The odds on Jordan's becoming an owner are growing shorter by the day. One sticking point will be Jordan's insistence that Shinn agree to remain deep in the background (i.e., at his Florida residence) and allow Jordan to be the primary decision maker.
This proposed marriage would leave everyone living happily ever after—except for Bob Johnson, the CEO and founder of Black Entertainment Television ( BET), who has been quietly putting together a possible bid for the Hornets. Johnson, who in recent weeks refused to comment on his company's interest in buying the team, broke his silence in an interview with SI last Thursday. "We have made a decision to bid aggressively for the Charlotte Hornets, given the chance," Johnson said. "If Mr. Shinn announces he's holding an auction and everyone should show up with their money, we'll be there in the front row.
"But if it's going to be a no-bid business, controlled by a network of insiders like David Falk and Michael Jordan, then we won't have much of a chance, and that's disappointing."
Stern's motives in encouraging the Shinn-Jordan partnership are self-evident. The NBA has not been pleased with Shinn's recent legal troubles and the bad publicity they have generated, nor have league officials been encouraged by the feeling among prominent Charlotte businessmen that a new arena could be built only if Shinn is out of the picture.
Johnson can only speculate on why Stem hasn't offered him the same helping hand he has offered Jordan. Two years ago BET televised games of the now defunct ABL—the direct competitor of the WNBA—but Johnson has another theory about why his company is getting no favors. "I've been told by other parties that commissioner Stern does not want BET involved in the NBA because one of our original investors and partners is John Malone," Johnson says.
Malone is a cable television maverick who is chairman of Tele-Communications Inc. In a partnership with News Corporation chairman Rupert Murdoch, he runs Fox Sports Net/Liberty Media, which has systematically bought the local rights to 26 NBA teams. League observers say that Fox/Liberty has irked NBA officials by giving the impression that, like NBC and Turner Sports, which have paid the league exorbitant fees for national broadcast rights, it is an official network of the NBA.
Reached last Friday, Stern said BET's connection to Malone would have "no bearing whatsoever" on its chances of landing a franchise, pointing out that Malone's network pays "enormous sums to our individual teams" for the right to broadcast games. "We have no problem at all with Mr.

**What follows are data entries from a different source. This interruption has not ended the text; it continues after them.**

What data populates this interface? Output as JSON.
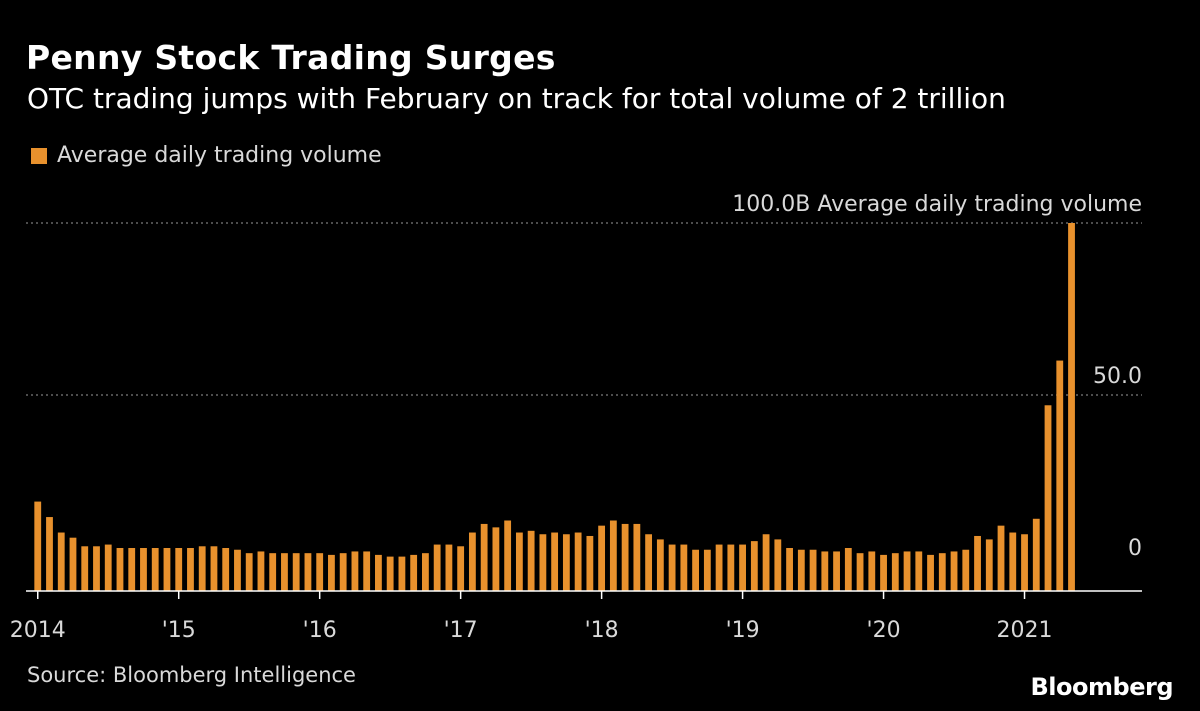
{
  "header": {
    "title": "Penny Stock Trading Surges",
    "subtitle": "OTC trading jumps with February on track for total volume of 2 trillion"
  },
  "legend": {
    "label": "Average daily trading volume"
  },
  "footer": {
    "source": "Source: Bloomberg Intelligence",
    "brand": "Bloomberg"
  },
  "colors": {
    "bar": "#e8912d",
    "background": "#000000",
    "grid": "#9a9a9a",
    "axis": "#ffffff",
    "text": "#d9d9d9"
  },
  "chart_data": {
    "type": "bar",
    "series": [
      {
        "name": "Average daily trading volume",
        "start": "2014-01",
        "interval": "month",
        "values": [
          19,
          14.5,
          10,
          8.5,
          6,
          6,
          6.5,
          5.5,
          5.5,
          5.5,
          5.5,
          5.5,
          5.5,
          5.5,
          6,
          6,
          5.5,
          5,
          4,
          4.5,
          4,
          4,
          4,
          4,
          4,
          3.5,
          4,
          4.5,
          4.5,
          3.5,
          3,
          3,
          3.5,
          4,
          6.5,
          6.5,
          6,
          10,
          12.5,
          11.5,
          13.5,
          10,
          10.5,
          9.5,
          10,
          9.5,
          10,
          9,
          12,
          13.5,
          12.5,
          12.5,
          9.5,
          8,
          6.5,
          6.5,
          5,
          5,
          6.5,
          6.5,
          6.5,
          7.5,
          9.5,
          8,
          5.5,
          5,
          5,
          4.5,
          4.5,
          5.5,
          4,
          4.5,
          3.5,
          4,
          4.5,
          4.5,
          3.5,
          4,
          4.5,
          5,
          9,
          8,
          12,
          10,
          9.5,
          14,
          47,
          60,
          100
        ]
      }
    ],
    "x_tick_labels": [
      {
        "date": "2014-01",
        "label": "2014"
      },
      {
        "date": "2015-01",
        "label": "'15"
      },
      {
        "date": "2016-01",
        "label": "'16"
      },
      {
        "date": "2017-01",
        "label": "'17"
      },
      {
        "date": "2018-01",
        "label": "'18"
      },
      {
        "date": "2019-01",
        "label": "'19"
      },
      {
        "date": "2020-01",
        "label": "'20"
      },
      {
        "date": "2021-01",
        "label": "2021"
      }
    ],
    "x_range": [
      "2013-12",
      "2021-11"
    ],
    "y_ticks": [
      {
        "value": 0,
        "label": "0"
      },
      {
        "value": 50,
        "label": "50.0"
      },
      {
        "value": 100,
        "label": "100.0B Average daily trading volume"
      }
    ],
    "ylim": [
      -7,
      100
    ],
    "grid": true,
    "legend_position": "top-left"
  }
}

Malone," Stern said. "If anything, we're trying to increase the business we do with [him]. Let me make this clear: I would love for Bob Johnson to be an owner in the NBA."
What Stem left unsaid is that it will not happen in Charlotte. Sources close to the situation say that Shinn does not want to sell the team—he only wants a partner. At least six other groups besides Johnson's have contacted Shinn, but the sources say he has told them all he's not interested.
It appears, however, that Johnson is not prepared to take no for an answer. "We have the money to buy a team," said Johnson. "We have the brand name to promote it in the marketplace. Many of the young [ NBA] players enjoy BET and would most likely appreciate an association with it. We are a minority-owned company, and this is a league that says time and time again it would like to promote minority ownership. I find it a little strange there isn't a place for us."